Agora você vai ser mãe e, embora seja um ato de muita emoção, é também de extrema responsabilidade. ”Não é um processo apenas emotivo, a parte prática também conta”, diz Antônio Malheiros. ”A mãe tem que pensar se quer um filho porque pretende dar amor ou porque quer melhorar o casamento, ou se sente só”, completa. Pense também se você terá tempo e paciência. Cuidar de um filho exige isso.

Como proceder?
Procure a Vara da Criança e da Juventude da sua cidade, e se inscreva. No tempo de espera, você vai participar de palestras sobre adoção, além de entrevistas com psicólogos e assistentes sociais. Depois da apresentação dos documentos necessários e da análise do assistente social, começa a escolha da criança. ”Como o processo é informatizado, os profissionais procuram pelo Brasil inteiro uma criança dentro do perfil exigido. Quanto menores forem as exigências, mais rápido você acha uma criança”, conta o advogado. Pronto. Com o filho apresentado para a nova família, a mãe ganha uma guarda temporária e, após um período de adaptação (que pode durar cerca de um ano), recebe a guarda da criança.
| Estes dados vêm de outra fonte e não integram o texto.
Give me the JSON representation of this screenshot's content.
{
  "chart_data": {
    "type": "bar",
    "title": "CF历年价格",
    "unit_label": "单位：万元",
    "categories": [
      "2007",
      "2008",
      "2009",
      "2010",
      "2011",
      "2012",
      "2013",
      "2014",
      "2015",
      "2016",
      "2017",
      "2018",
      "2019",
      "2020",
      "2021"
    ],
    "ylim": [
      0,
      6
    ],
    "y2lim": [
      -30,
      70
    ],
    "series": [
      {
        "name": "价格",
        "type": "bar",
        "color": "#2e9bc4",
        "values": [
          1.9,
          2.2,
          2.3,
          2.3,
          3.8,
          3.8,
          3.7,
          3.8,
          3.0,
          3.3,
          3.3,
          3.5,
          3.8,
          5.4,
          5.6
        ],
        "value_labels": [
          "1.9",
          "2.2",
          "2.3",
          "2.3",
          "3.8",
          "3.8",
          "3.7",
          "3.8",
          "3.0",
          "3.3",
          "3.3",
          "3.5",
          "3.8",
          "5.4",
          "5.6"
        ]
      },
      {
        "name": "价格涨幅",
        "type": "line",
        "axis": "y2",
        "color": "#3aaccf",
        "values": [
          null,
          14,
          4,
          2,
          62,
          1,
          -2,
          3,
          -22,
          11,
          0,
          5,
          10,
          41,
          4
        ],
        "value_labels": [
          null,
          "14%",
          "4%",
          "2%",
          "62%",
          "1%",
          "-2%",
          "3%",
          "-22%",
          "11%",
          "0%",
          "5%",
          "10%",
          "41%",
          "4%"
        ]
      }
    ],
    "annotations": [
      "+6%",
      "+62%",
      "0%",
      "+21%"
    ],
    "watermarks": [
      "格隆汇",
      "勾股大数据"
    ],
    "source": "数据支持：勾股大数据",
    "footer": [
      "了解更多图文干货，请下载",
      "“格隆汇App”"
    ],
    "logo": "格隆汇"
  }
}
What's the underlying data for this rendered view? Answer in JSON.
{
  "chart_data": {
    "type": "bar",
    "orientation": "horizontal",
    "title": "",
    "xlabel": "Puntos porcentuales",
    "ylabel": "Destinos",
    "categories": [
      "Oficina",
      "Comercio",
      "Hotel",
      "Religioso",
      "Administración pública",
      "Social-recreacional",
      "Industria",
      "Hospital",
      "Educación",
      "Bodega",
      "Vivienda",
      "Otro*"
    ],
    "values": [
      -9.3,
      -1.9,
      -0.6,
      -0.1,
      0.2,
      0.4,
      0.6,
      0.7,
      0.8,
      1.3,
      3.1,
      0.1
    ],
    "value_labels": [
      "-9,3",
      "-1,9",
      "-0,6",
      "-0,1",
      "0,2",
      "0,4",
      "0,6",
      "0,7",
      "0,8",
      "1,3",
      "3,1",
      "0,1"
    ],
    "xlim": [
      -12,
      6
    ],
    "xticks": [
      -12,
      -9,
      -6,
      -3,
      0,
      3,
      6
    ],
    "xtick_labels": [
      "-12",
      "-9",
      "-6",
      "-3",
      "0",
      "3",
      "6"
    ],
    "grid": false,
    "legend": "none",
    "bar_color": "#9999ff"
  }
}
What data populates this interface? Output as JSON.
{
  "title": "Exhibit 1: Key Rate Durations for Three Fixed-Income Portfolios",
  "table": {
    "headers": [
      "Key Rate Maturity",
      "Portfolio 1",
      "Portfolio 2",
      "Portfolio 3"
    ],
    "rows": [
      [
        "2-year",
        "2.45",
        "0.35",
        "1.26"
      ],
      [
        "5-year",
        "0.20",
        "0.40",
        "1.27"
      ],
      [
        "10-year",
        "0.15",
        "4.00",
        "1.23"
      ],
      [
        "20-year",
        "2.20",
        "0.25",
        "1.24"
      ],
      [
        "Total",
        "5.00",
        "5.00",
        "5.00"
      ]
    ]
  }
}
Como funciona o processo entre irmãos?
Não é mais possível adotar separando irmãos. Caso você não tenha condições de criar mais de uma criança, e outra mãe possa adotar os outros irmãos dela, é necessário firmar um compromisso, pela lei, para que esses irmãos não sejam separados. Ou seja, aos finais de semana eles vão precisar se ver e manter uma relação familiar, mesmo que seja em lares diferentes. ”Esses meninos já foram rejeitados. O único elo que eles têm são os irmãos”, argumenta Malheiros.

Os filhos adotivos têm os mesmos direitos dos filhos legítimos?
Completamente. A criança ganha o nome da família e todos os direitos. Na nova certidão, o nome dos pais adotivos aparece como natural. Não consta que a criança foi adotada.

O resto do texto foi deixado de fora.